O universo da política está sempre à frente dos meios de comunicação de massa. A cada pleito que enfrentamos, novos atores aparecem para mostrar que tudo o que sabíamos sobre os processos comunicativos pode ser ultrapassado em um piscar de olhos. E veículos como a televisão, que prestam um serviço de comunicação bem específico por atingir uma imensa quantidade de pessoas ao mesmo tempo, também sofrem com a dificuldade de correr para alcançar o que ainda está sendo inventado.
Sem dúvida, o personagem de destaque dessas eleições é o coach Pablo Marçal. Não por suas propostas em si (que praticamente inexistem), nem pelo que ele pode acrescentar à cidade de São Paulo, caso seja eleito, mas sim pelo seu caráter disruptivo (termo que ele mesmo gosta) e sua capacidade de fagocitar a atenção do público – não pelos conteúdos que divulga, mas pela forma.
A política, no entanto, é (ou deveria ser) o cenário do embate das ideias para que a melhor sobreviva. E é para isso que ela é levada a público em tempos de eleições, na perspectiva de que nós, os eleitores, possamos ver os candidatos e julgar quem merece nos representar. No entanto, não é esse o jogo do debate intelectual que o candidato coach domina, o que ele deixa bastante claro, inclusive em entrevistas.
Convidado desta semana do Roda Viva, o mais tradicional programa de debates da TV brasileira, Pablo Marçal deixou bastante explícito que ele estava ali para usar a máquina televisiva para seus interesses, não para se encaixar naquilo que a atração propunha: uma roda em que um entrevistado é recrutado para estar ao centro e dialogar com jornalistas.
Uma máquina de cortes
O que se viu, em cerca de uma hora e meia de Marçal ao vivo na TV Cultura, foi a sua capacidade de subverter os princípios do programa de uma maneira nunca vista antes. Já é sabido que seu engajamento se fundamenta nos “cortes” (os pequenos vídeos curtos facilmente propagáveis em que uma pessoa fala algo impactante, “lacrador”) que cria e que espalham como vírus nas redes. E o que se pode ver ali é que o candidato chegou preparadíssimo.
A cada pergunta feita pelos valentes jornalistas que foram enfrentar essa fera midiática, como se entrassem em uma cova de leões, Pablo Marçal respondia de forma ágil. Quando perguntado sobre questões constrangedoras que não lhe interessavam, ele respondia outra coisa. Ao ser cobrado que voltasse ao foco, utilizava subterfúgios falsamente lógicos, já que, no fundo, são respostas infantis, como “você tem direito de perguntar o que quiser e eu de responder o que quiser”.

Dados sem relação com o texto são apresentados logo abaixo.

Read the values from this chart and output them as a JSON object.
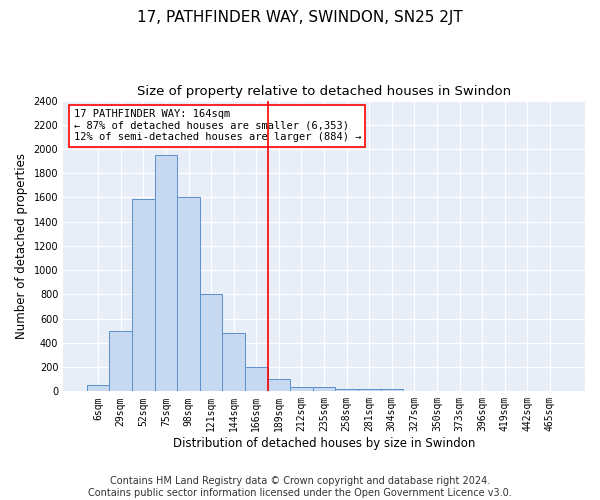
{
  "title": "17, PATHFINDER WAY, SWINDON, SN25 2JT",
  "subtitle": "Size of property relative to detached houses in Swindon",
  "xlabel": "Distribution of detached houses by size in Swindon",
  "ylabel": "Number of detached properties",
  "bar_labels": [
    "6sqm",
    "29sqm",
    "52sqm",
    "75sqm",
    "98sqm",
    "121sqm",
    "144sqm",
    "166sqm",
    "189sqm",
    "212sqm",
    "235sqm",
    "258sqm",
    "281sqm",
    "304sqm",
    "327sqm",
    "350sqm",
    "373sqm",
    "396sqm",
    "419sqm",
    "442sqm",
    "465sqm"
  ],
  "bar_values": [
    50,
    500,
    1590,
    1950,
    1600,
    800,
    480,
    200,
    100,
    35,
    35,
    20,
    20,
    20,
    0,
    0,
    0,
    0,
    0,
    0,
    0
  ],
  "bar_color": "#c6d9f0",
  "bar_edge_color": "#5b8fc9",
  "vline_x": 7,
  "vline_color": "red",
  "ylim": [
    0,
    2400
  ],
  "yticks": [
    0,
    200,
    400,
    600,
    800,
    1000,
    1200,
    1400,
    1600,
    1800,
    2000,
    2200,
    2400
  ],
  "annotation_title": "17 PATHFINDER WAY: 164sqm",
  "annotation_line1": "← 87% of detached houses are smaller (6,353)",
  "annotation_line2": "12% of semi-detached houses are larger (884) →",
  "annotation_box_color": "white",
  "annotation_box_edge_color": "red",
  "footer1": "Contains HM Land Registry data © Crown copyright and database right 2024.",
  "footer2": "Contains public sector information licensed under the Open Government Licence v3.0.",
  "bg_color": "#e8eef8",
  "grid_color": "white",
  "title_fontsize": 11,
  "subtitle_fontsize": 9.5,
  "axis_label_fontsize": 8.5,
  "tick_fontsize": 7,
  "annotation_fontsize": 7.5,
  "footer_fontsize": 7
}
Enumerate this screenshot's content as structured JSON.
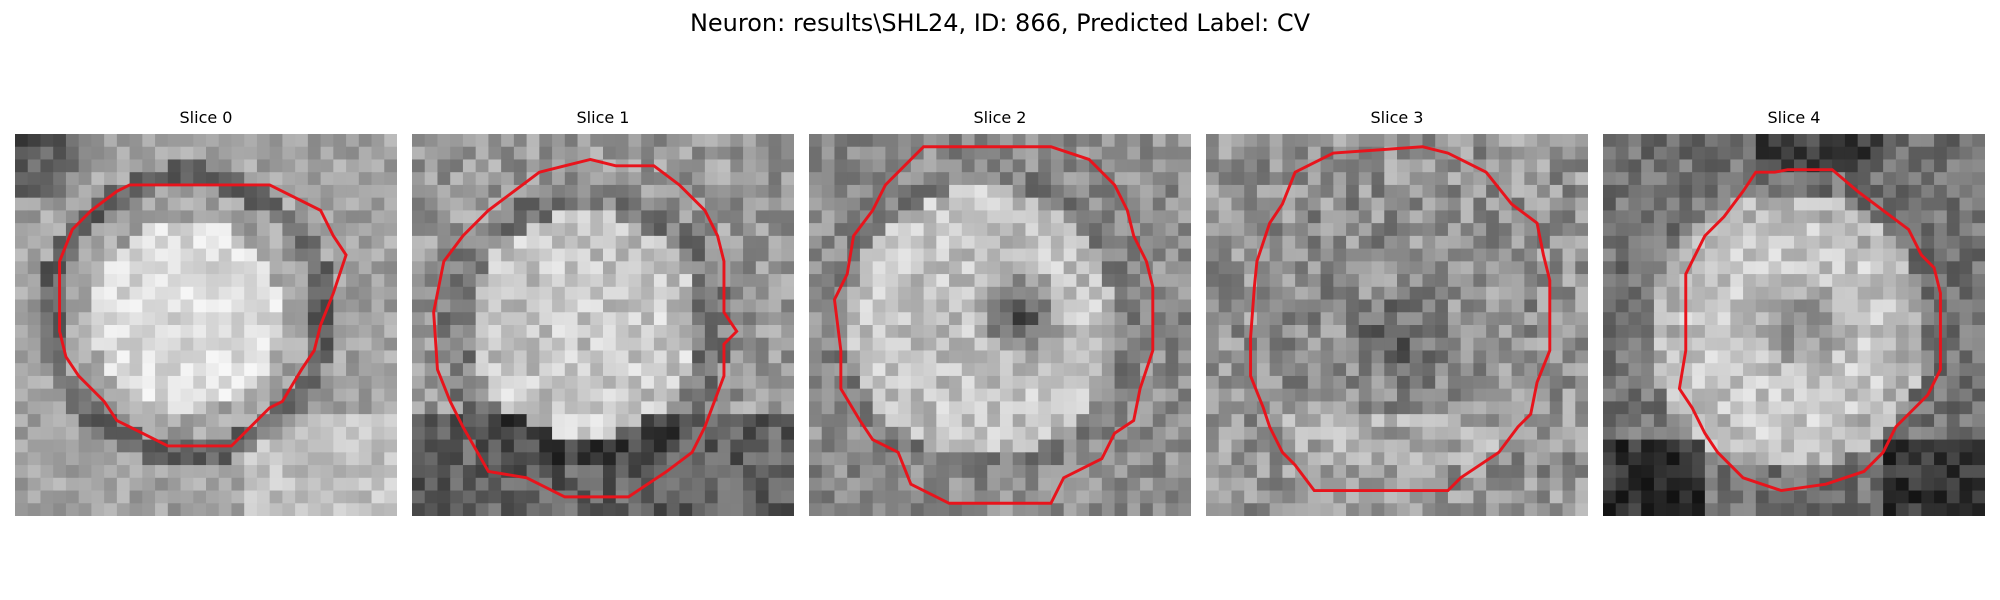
{
  "figure": {
    "title": "Neuron: results\\SHL24, ID: 866, Predicted Label: CV",
    "contour_color": "#e8141c",
    "colormap": "gray",
    "slices": [
      {
        "label": "Slice 0",
        "image_desc": "round bright soma, dark top-left corner",
        "contour": "octagonal red outline"
      },
      {
        "label": "Slice 1",
        "image_desc": "mottled bright soma with dark rim at bottom",
        "contour": "octagonal red outline"
      },
      {
        "label": "Slice 2",
        "image_desc": "bright ring with dark central spot",
        "contour": "octagonal red outline"
      },
      {
        "label": "Slice 3",
        "image_desc": "noisy texture, darker center",
        "contour": "octagonal red outline"
      },
      {
        "label": "Slice 4",
        "image_desc": "bright ring with darker center, dark bottom corners",
        "contour": "octagonal red outline"
      }
    ]
  }
}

Pelo que se viu no Roda Viva, Marçal consegue subverter até os mais consolidados formatos que estabelecemos. Ele conseguiu roubar o controle que, a priori, era dado ao jornalismo e aos jornalistas.
Ficou claro ali que entrevistá-lo não é tarefa fácil. Qualquer tropeço era aproveitado de forma muito veloz. Quando uma jornalista, por exemplo, falou “cidadões”, ele já iniciou a resposta lacrando e dizendo que a palavra certa era “cidadãos” – mais uma vez, gerando um corte, e também esclarecendo que, na sua presença, a cordialidade escapa como princípio da política.
Mas talvez o mais escandaloso para quem assistia foi ver que Pablo Marçal sequestrou a câmera da TV Cultura, alterando o próprio mecanismo básico do programa. Ao invés de responder aos jornalistas, ele respondia para o espectador, quebrando a quarta parede. Algo que, até onde consta, nunca foi feito por um convidado do Roda Viva.
Em artigo publicado na Folha de São Paulo, o professor Wilson Gomes, da UFBA, coloca as entrevistas diretas como um dos três formatos usados pela televisão em épocas de eleição (os outros dois são os debates televisivos e o horário de propaganda eleitoral gratuita). Na entrevista direta, o jornalismo tem o controle, ao propor as perguntas, estipular o tom da conversa e definir o tempo das respostas.
Pelo que se viu no Roda Viva, Marçal consegue subverter até os mais consolidados formatos que estabelecemos. Ele conseguiu roubar o controle que, a priori, era dado ao jornalismo e aos jornalistas. Os profissionais presentes, como se viu, tiveram muita dificuldade de saber o que fazer com essa nova figura midiática, que escapa de qualquer princípio mútuo de decoro.
Claro está que ainda não se sabe muito o que fazer com tudo isso. Nós, jornalistas, que somos treinados para seguirmos os formatos que supostamente asseguram a busca da verdade, estamos tateando o que fazer com personagens para quem até o jornalismo (não importando de qual tipo seja, nem quais as fontes de financiamento) é visto como o inimigo, um exemplar do tal “sistema”. Resta saber como enfrentaremos isso.